On August 25, 1916, President Woodrow Wilson signed H.R. 15522, or the National Parks Service Organic Act, into law. The bill established the National Parks Service (NPS), which would oversee national parks as well as other important historic sites. In the century since, the national parks system has grown exponentially. In 2022, the National Park Service received 312 million visits.
Though the NPS was created in 1916, national parks existed for many years before that. In 1872, Congress passed a dedication law that created Yellowstone National Park, the first national park in the U.S. In the years that followed, they added many more national parks and monuments, including Zion National Park, Glacier National Park, and the Statue of Liberty National Monument.
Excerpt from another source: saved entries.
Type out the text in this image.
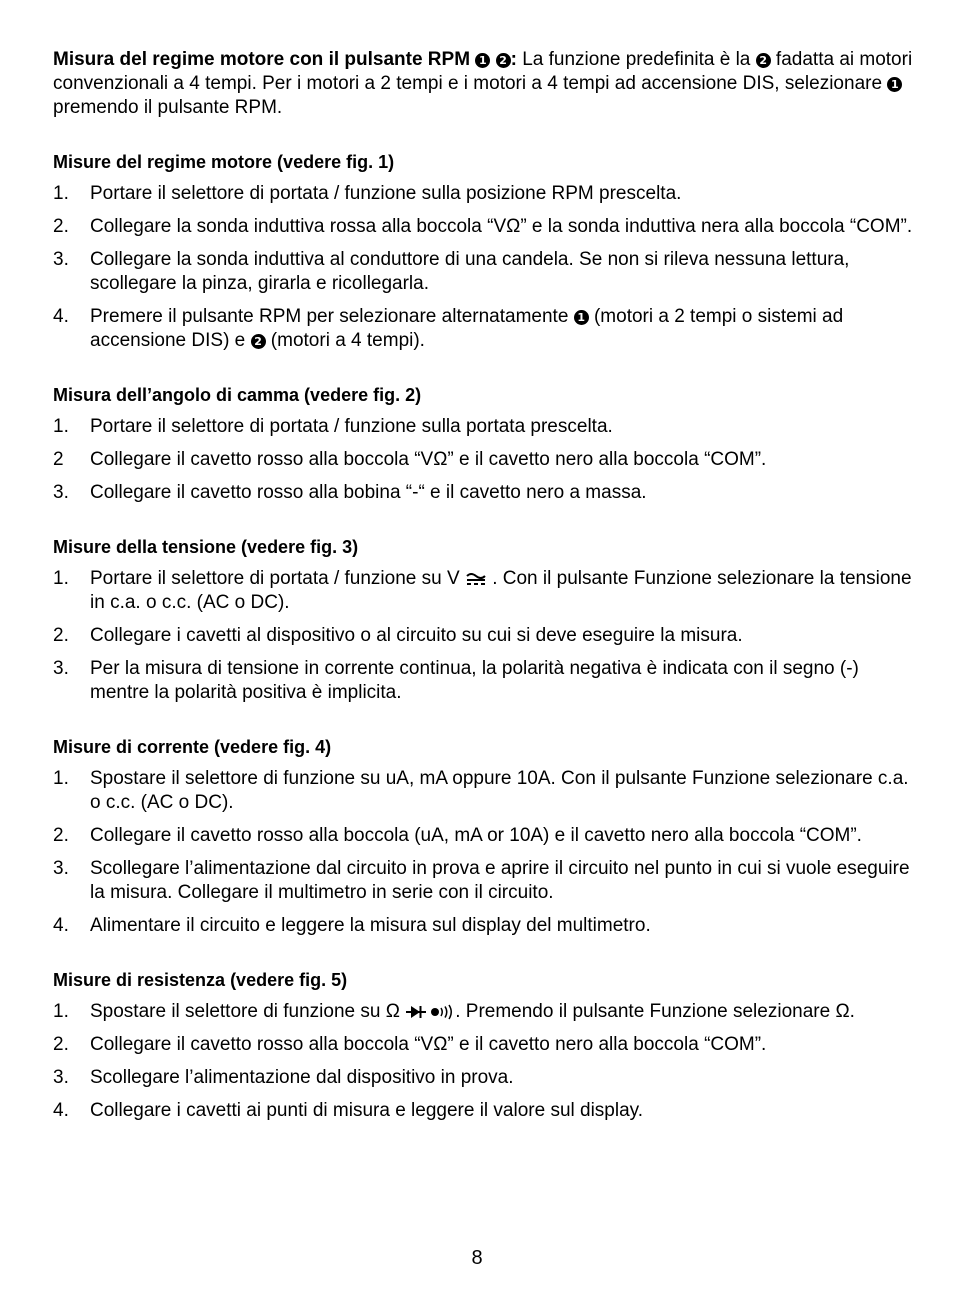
Misura del regime motore con il pulsante RPM 1 2 : La funzione predefinita è la 2 fadatta ai motori convenzionali a 4 tempi. Per i motori a 2 tempi e i motori a 4 tempi ad accensione DIS, selezionare 1 premendo il pulsante RPM.

Misure del regime motore (vedere fig. 1)
1.	Portare il selettore di portata / funzione sulla posizione RPM prescelta.
2.	Collegare la sonda induttiva rossa alla boccola “VΩ” e la sonda induttiva nera alla boccola “COM”.
3.	Collegare la sonda induttiva al conduttore di una candela. Se non si rileva nessuna lettura, scollegare la pinza, girarla e ricollegarla.
4.	Premere il pulsante RPM per selezionare alternatamente 1 (motori a 2 tempi o sistemi ad accensione DIS) e 2 (motori a 4 tempi).
Misura dell’angolo di camma (vedere fig. 2)
1.	Portare il selettore di portata / funzione sulla portata prescelta.
2	Collegare il cavetto rosso alla boccola “VΩ” e il cavetto nero alla boccola “COM”.
3.	Collegare il cavetto rosso alla bobina “-“ e il cavetto nero a massa.
Misure della tensione (vedere fig. 3)
1.	Portare il selettore di portata / funzione su V  . Con il pulsante Funzione selezionare la tensione in c.a. o c.c. (AC o DC).
2.	Collegare i cavetti al dispositivo o al circuito su cui si deve eseguire la misura.
3.	Per la misura di tensione in corrente continua, la polarità negativa è indicata con il segno (-) mentre la polarità positiva è implicita.
Misure di corrente (vedere fig. 4)
1.	Spostare il selettore di funzione su uA, mA oppure 10A. Con il pulsante Funzione selezionare c.a. o c.c. (AC o DC).
2.	Collegare il cavetto rosso alla boccola (uA, mA or 10A) e il cavetto nero alla boccola “COM”.
3.	Scollegare l’alimentazione dal circuito in prova e aprire il circuito nel punto in cui si vuole eseguire la misura. Collegare il multimetro in serie con il circuito.
4.	Alimentare il circuito e leggere la misura sul display del multimetro.
Misure di resistenza (vedere fig. 5)
1.	Spostare il selettore di funzione su Ω	. Premendo il pulsante Funzione selezionare Ω.
2.	Collegare il cavetto rosso alla boccola “VΩ” e il cavetto nero alla boccola “COM”.
3.	Scollegare l’alimentazione dal dispositivo in prova.
4.	Collegare i cavetti ai punti di misura e leggere il valore sul display.
8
All these parks and monuments were under the authority of the Department of the Interior, but they were each being run by a different entity. As a result, there was little money or authority to truly preserve and protect these sites.
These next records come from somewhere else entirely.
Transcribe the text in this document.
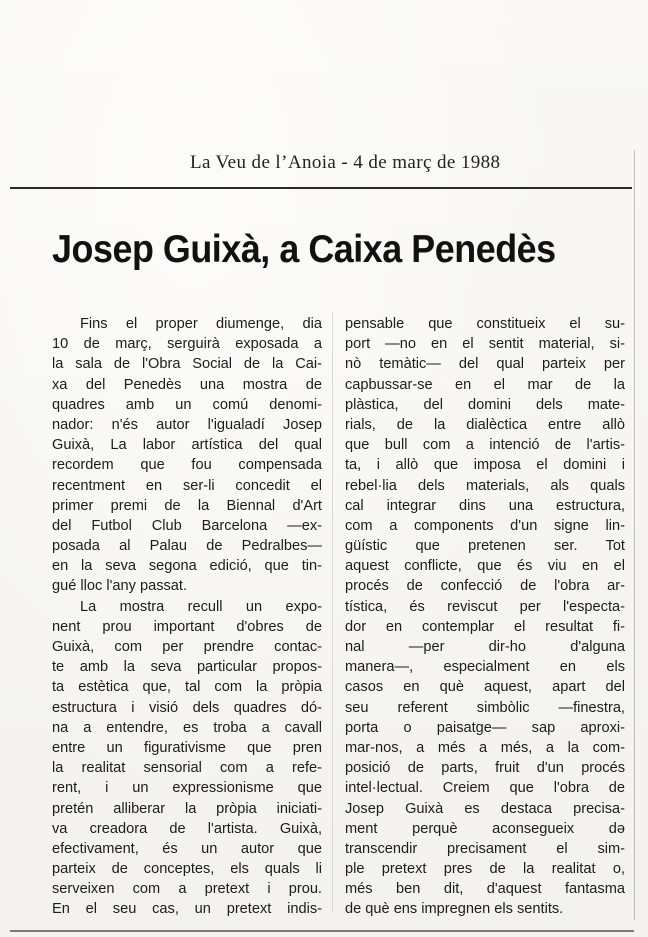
La Veu de l’Anoia - 4 de març de 1988
Josep Guixà, a Caixa Penedès
Fins el proper diumenge, dia
10 de març, serguirà exposada a
la sala de l'Obra Social de la Cai-
xa del Penedès una mostra de
quadres amb un comú denomi-
nador: n'és autor l'igualadí Josep
Guixà, La labor artística del qual
recordem que fou compensada
recentment en ser-li concedit el
primer premi de la Biennal d'Art
del Futbol Club Barcelona —ex-
posada al Palau de Pedralbes—
en la seva segona edició, que tin-
gué lloc l'any passat.
La mostra recull un expo-
nent prou important d'obres de
Guixà, com per prendre contac-
te amb la seva particular propos-
ta estètica que, tal com la pròpia
estructura i visió dels quadres dó-
na a entendre, es troba a cavall
entre un figurativisme que pren
la realitat sensorial com a refe-
rent, i un expressionisme que
pretén alliberar la pròpia iniciati-
va creadora de l'artista. Guixà,
efectivament, és un autor que
parteix de conceptes, els quals li
serveixen com a pretext i prou.
En el seu cas, un pretext indis-
pensable que constitueix el su-
port —no en el sentit material, si-
nò temàtic— del qual parteix per
capbussar-se en el mar de la
plàstica, del domini dels mate-
rials, de la dialèctica entre allò
que bull com a intenció de l'artis-
ta, i allò que imposa el domini i
rebel·lia dels materials, als quals
cal integrar dins una estructura,
com a components d'un signe lin-
güístic que pretenen ser. Tot
aquest conflicte, que és viu en el
procés de confecció de l'obra ar-
tística, és reviscut per l'especta-
dor en contemplar el resultat fi-
nal —per dir-ho d'alguna
manera—, especialment en els
casos en què aquest, apart del
seu referent simbòlic —finestra,
porta o paisatge— sap aproxi-
mar-nos, a més a més, a la com-
posició de parts, fruit d'un procés
intel·lectual. Creiem que l'obra de
Josep Guixà es destaca precisa-
ment perquè aconsegueix də
transcendir precisament el sim-
ple pretext pres de la realitat o,
més ben dit, d'aquest fantasma
de què ens impregnen els sentits.
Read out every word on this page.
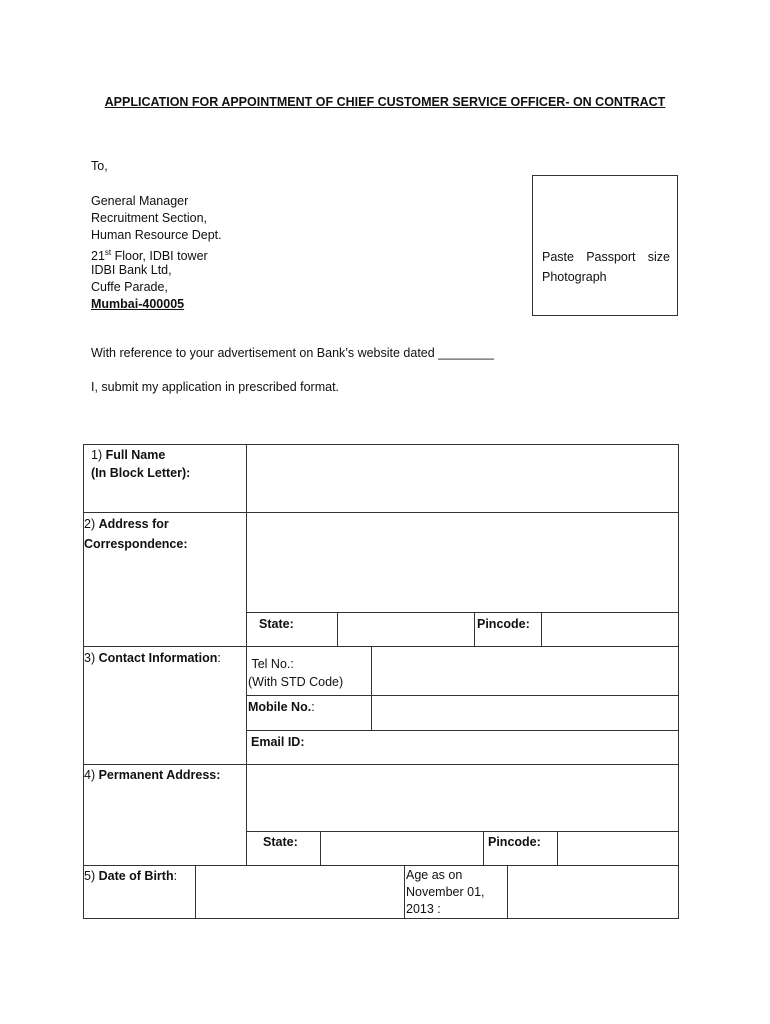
APPLICATION FOR APPOINTMENT OF CHIEF CUSTOMER SERVICE OFFICER- ON CONTRACT
To,
General Manager
Recruitment Section,
Human Resource Dept.
21st Floor, IDBI tower
IDBI Bank Ltd,
Cuffe Parade,
Mumbai-400005
Paste Passport size
Photograph
With reference to your advertisement on Bank’s website dated ________
I, submit my application in prescribed format.
1) Full Name
(In Block Letter):
2) Address for
Correspondence:
State:	Pincode:
3) Contact Information: Tel No.:
(With STD Code)
Mobile No.:
Email ID:
4) Permanent Address:
State:	Pincode:
5) Date of Birth:	Age as on
November 01,
2013 :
In 1916, the NPS Organic Act was passed that created the National Park Service to “promote and regulate the use of Federal areas known as national parks, monuments, and reservations . . . to conserve the scenery and natural and historic objects and the wild life therein and to provide for the enjoyment of the same in such manner and by such means as will leave them unimpaired for the enjoyment of future generations.” In the first two decades of the NPS, all national parks, monuments, and other properties were brought together under one management. The NPS hired rangers and marketed the parks to the American people. Thanks to the tireless efforts of the NPS, there are now more than 400 sites preserved for the enjoyment of anyone who wants to appreciate the variation and natural beauty of the United States or dig into her history.